SC - Not eating cute furry animals

Marcus Antaya mjantaya at home.com
Thu Apr 5 07:27:45 PDT 2001


I want to know where the hell these people get their criteria...

Cow? big, stupid, willingly walk into the slaughterhouse...eat em.

Bunny? Small, cute, soft, wiggly nose...no way, can't eat that.

I don't think there should ever be a cute factor in what you eat.

AND I'm tired of rabid vegetarians who give me crap when I'm eating a cheeze
burger (yes, I know I spelled it with a z, it's to make a point about Mc
Donald's cheese, seeing how I'm sure it's only an edible oil byproduct, but
that's another discussion...I digress...grin) because of "how would you like
it if somebody decided to eat you?"

Depending how long you have to spend, you can always whip the Bible on them.
(that always freaks them out...grin) because in there it says, paraphrased,
and Man shall have Lordship and Dominion over all the lesser beasts, to do
with them as he needs. (give or take, if some one knows the quote, let me
know...grin)

Also, I don't think that Vegans get it.

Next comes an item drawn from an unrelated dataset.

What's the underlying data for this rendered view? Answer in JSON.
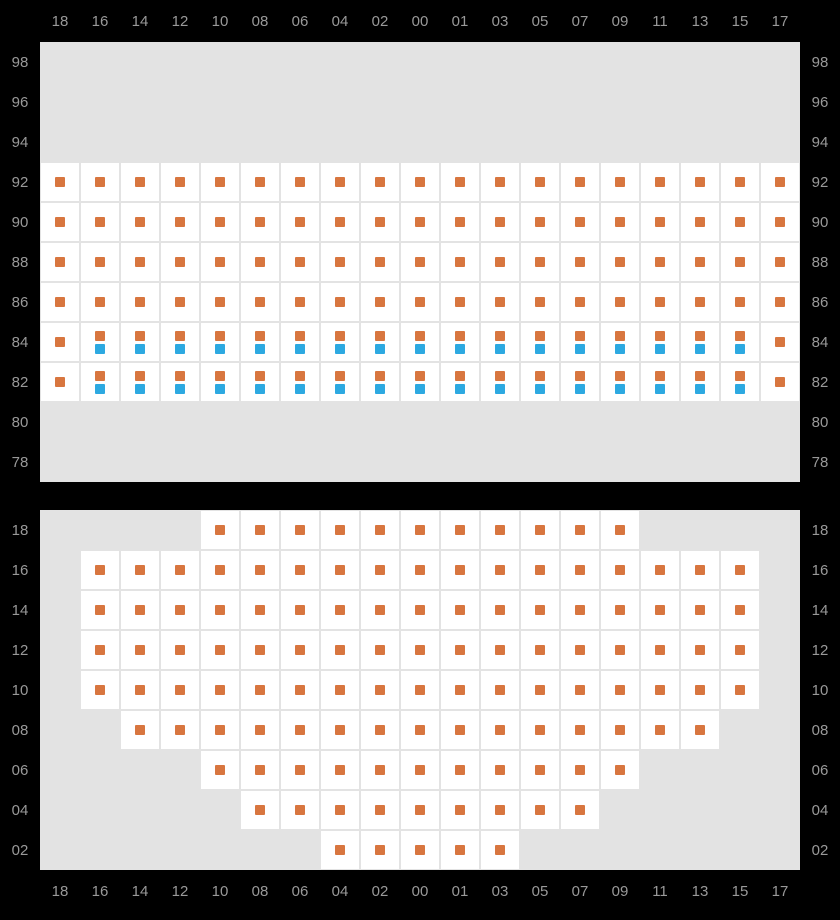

Carnivores eat Herbivores. We, as a
race, are more carnivorous than omnivorous, and if they manage to get us to
stop eating all the "dumb" animals, we have nowhere else to turn but THE
OTHER HERBIVORES!!!!

Why you would volutarily lower yourself on the food chain is beyond me, but
I ain't going to complain when the culling begins, being a carnivore and
enjoying new taste experiences...L.

Ok, I've ranted enough...sorry about the length, it's just one of my pet
peeves.

Gyric

How to become a Successfull Evil Overlord
#81 If I am fighting with the hero atop a moving platform,
 have disarmed him, and am about to finish him off and
he glances behind me and drops flat, I too will drop flat
instead of quizzically turning around to find out what he saw.